Wednesday, January 21, 2009

Skating in Michigan

Early in January, Grace and I traveled to Grand Rapids, Michigan to see family. While we were there, Grace practiced at the Patterson Ice Rink, home to the Greater Grand Rapids Figure Skating Club (http://www.ggrfsc.org/). Grace shared the ice with some extraordinary skaters. I was thrilled to see her skate out, without hesitation or self-consciousness, to share the practice ice with competitive junior and senior level skaters (of whom there were many). The Patterson Rink is a fantastic facility (something we yearn for here in Lincoln). The Club leaders were exceptionally welcoming to Grace. We visited the Pro Shop, which has a very tempting inventory of beautiful practice and competition dresses and talked for a while with Jennifer Forrest. She invited us to come back to Grand Rapids over the summer. The rink offers numerous hockey camps that Dan and Lucy might attend and arrangements could be made for Grace could to skate with the GGRFSC. Wouldn't that be cool?!?! Here's a picture of Grace getting ready to skate in Michigan.

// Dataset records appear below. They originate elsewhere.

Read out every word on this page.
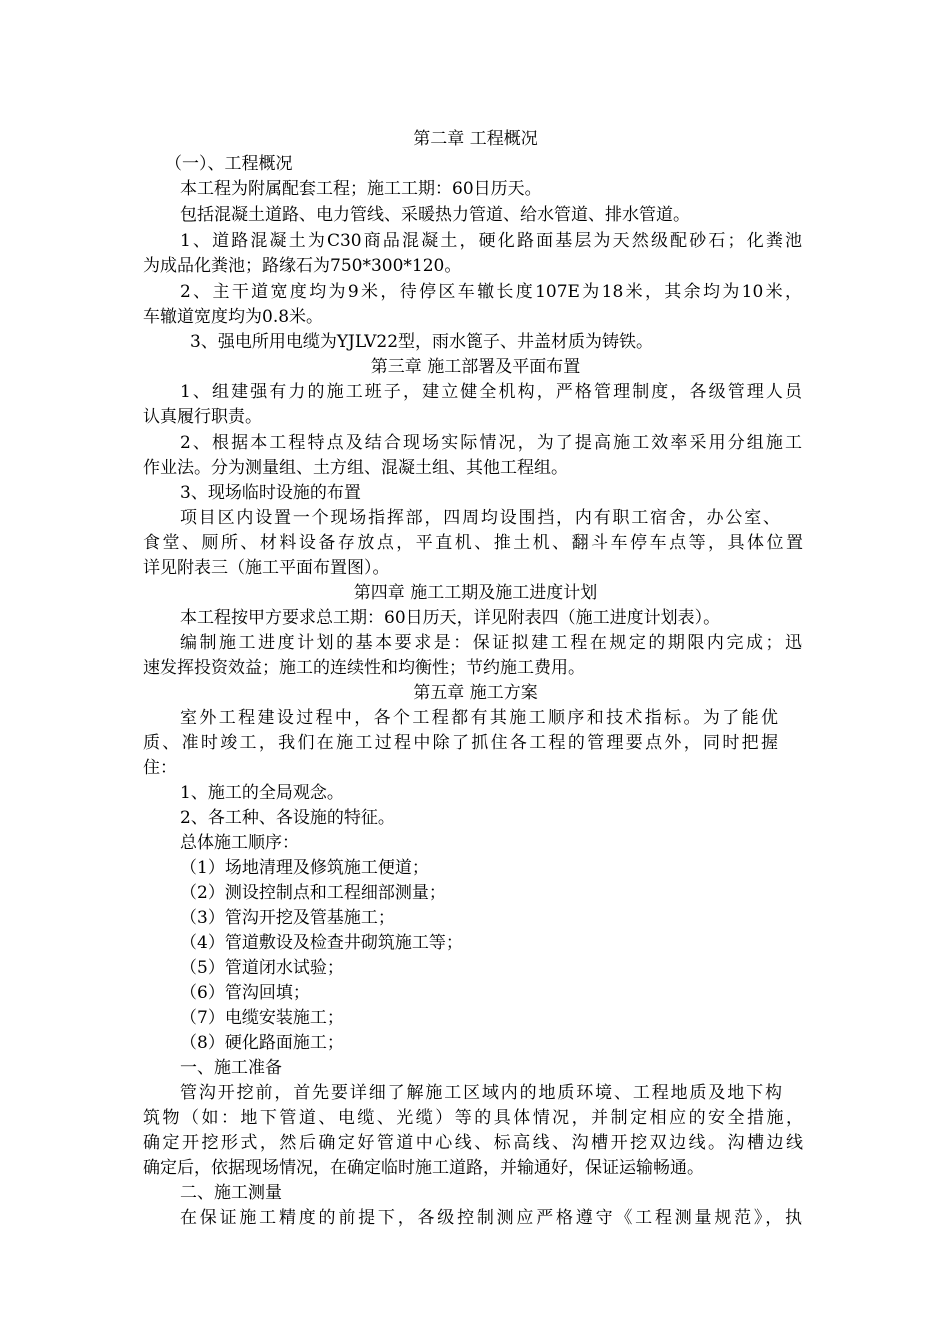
第二章 工程概况
（一）、工程概况
本工程为附属配套工程；施工工期：60日历天。
包括混凝土道路、电力管线、采暖热力管道、给水管道、排水管道。
1、道路混凝土为C30商品混凝土，硬化路面基层为天然级配砂石；化粪池
为成品化粪池；路缘石为750*300*120。
2、主干道宽度均为9米，待停区车辙长度107E为18米，其余均为10米，
车辙道宽度均为0.8米。
3、强电所用电缆为YJLV22型，雨水篦子、井盖材质为铸铁。
第三章 施工部署及平面布置
1、组建强有力的施工班子，建立健全机构，严格管理制度，各级管理人员
认真履行职责。
2、根据本工程特点及结合现场实际情况，为了提高施工效率采用分组施工
作业法。分为测量组、土方组、混凝土组、其他工程组。
3、现场临时设施的布置
项目区内设置一个现场指挥部，四周均设围挡，内有职工宿舍，办公室、
食堂、厕所、材料设备存放点，平直机、推土机、翻斗车停车点等，具体位置
详见附表三（施工平面布置图）。
第四章 施工工期及施工进度计划
本工程按甲方要求总工期：60日历天，详见附表四（施工进度计划表）。
编制施工进度计划的基本要求是：保证拟建工程在规定的期限内完成；迅
速发挥投资效益；施工的连续性和均衡性；节约施工费用。
第五章 施工方案
室外工程建设过程中，各个工程都有其施工顺序和技术指标。为了能优
质、准时竣工，我们在施工过程中除了抓住各工程的管理要点外，同时把握
住：
1、施工的全局观念。
2、各工种、各设施的特征。
总体施工顺序：
（1）场地清理及修筑施工便道；
（2）测设控制点和工程细部测量；
（3）管沟开挖及管基施工；
（4）管道敷设及检查井砌筑施工等；
（5）管道闭水试验；
（6）管沟回填；
（7）电缆安装施工；
（8）硬化路面施工；
一、施工准备
管沟开挖前，首先要详细了解施工区域内的地质环境、工程地质及地下构
筑物（如：地下管道、电缆、光缆）等的具体情况，并制定相应的安全措施，
确定开挖形式，然后确定好管道中心线、标高线、沟槽开挖双边线。沟槽边线
确定后，依据现场情况，在确定临时施工道路，并输通好，保证运输畅通。
二、施工测量
在保证施工精度的前提下，各级控制测应严格遵守《工程测量规范》，执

Thursday, January 15, 2009

Shameful Neglect

I admit it. I have neglected my blog terribly in the last few months. I am deeply ashamed. But there's a story attached to my absence from The Outside Edge and it's taken me this long to discern what that story is exactly.

On October 15, 2008, Grace and I went to the rink as we usually do on Wednesdays. Grace had her lesson which, as I recall, went well. Then she went back on the ice for Junior Club (Blade and Edge FSC's developmental program for skaters at the Free Skate Levels prior to Pre-Preliminary) and I took the ice for the Learn to Skate session. We were working on backwards stroking. I wasn't, even then, a fan of doing anything backwards on the ice or off. On my blades, when I'm going backwards I feel teetery -- like I'm going to going to fall right over -- and at LTS I just know I'm going to run over some poor toddler. In any case, I was stroking away -- backwards -- when suddenly I heard Jerry start to say my name and registered that there was panic in his face. Then I was flat out on the ice. Another adult skater had collided with me. My right hand felt funny and I felt wobbly on the inside. As I got up, Jerry skated over to make sure I was okay. I told him I was, but I didn't feel okay. I don't think I would have described how I was feeling at the time as pain. I experienced it more as a kind of overwhelming desire to be alone. It was only after I left the ice and sat down to take my skates off that I realized I had actually broken a finger.

Lest you think I'm a total weenie, it really wasn't the pain of a broken finger that kept me from writing blog entries all this time. It was the creature that snuck in the back while I was applying ice, driving home afterward, imagining my next lesson, and driving back to the rink the following Wednesday. It was fear: not as an abstraction and not fear as the result of imagining hurt or failure or pain, but the kind of fear that follows from experience. I was not afraid of the possibility I might fall again, but because I knew I would -- and it would be as embarrassing and painful and public as it had been that other time.

And that was it. I wasn't having fun anymore. I didn't want to go fast; I didn't want to try anything new; I didn't want to wobble even the slightest little bit. Not surprisingly, I stopped progressing. I couldn't do crossovers, I couldn't do three turns. I didn't want to work on backwards stroking. I didn't write blog posts because I had nothing to say. I wasn't excited or interested or composed enough to write, I felt. Instead, I thought a lot and long and hard about quitting. I really wanted to quit.

But what would I ever say to Grace, I thought, or Dan or Lucy if they wanted to pull a stunt like quitting after what was, really, such a minor failure? Plus I just hate thinking of myself as a quitter or as someone to fearful to try things. One night at the rink, I was watching Jenny (one of the Blade and Edge coaches) work with her skaters. I like watching Jenny coach and I like watching her skaters perform. As I watched her work that night I realized that the reason I like watching Jenny and her skaters is that you can really see in their faces, their bodies, and in the way they skate how much pleasure they are taking from the sport. There's just no doubt they're having fun. I've also noticed that mostly Jenny's skaters have a strong dance sensibility. When I've worked with Jenny during LTS sessions, she uses language to describe what she's looking for that I can connect with my studies of dance and movement from way back

So I asked Jenny to give me a few lessons. I've worked with her twice and I've skated with Grace quite a bit over the holiday season. I'm not all back to where I was before. I'm still more fearful than I was, but I am having fun again. And I feel like I can write again. And that's important -- really important -- to me.

So I'm back, with apologies for my absence, and with a renewed sense of motivation and interest if not fearlessness.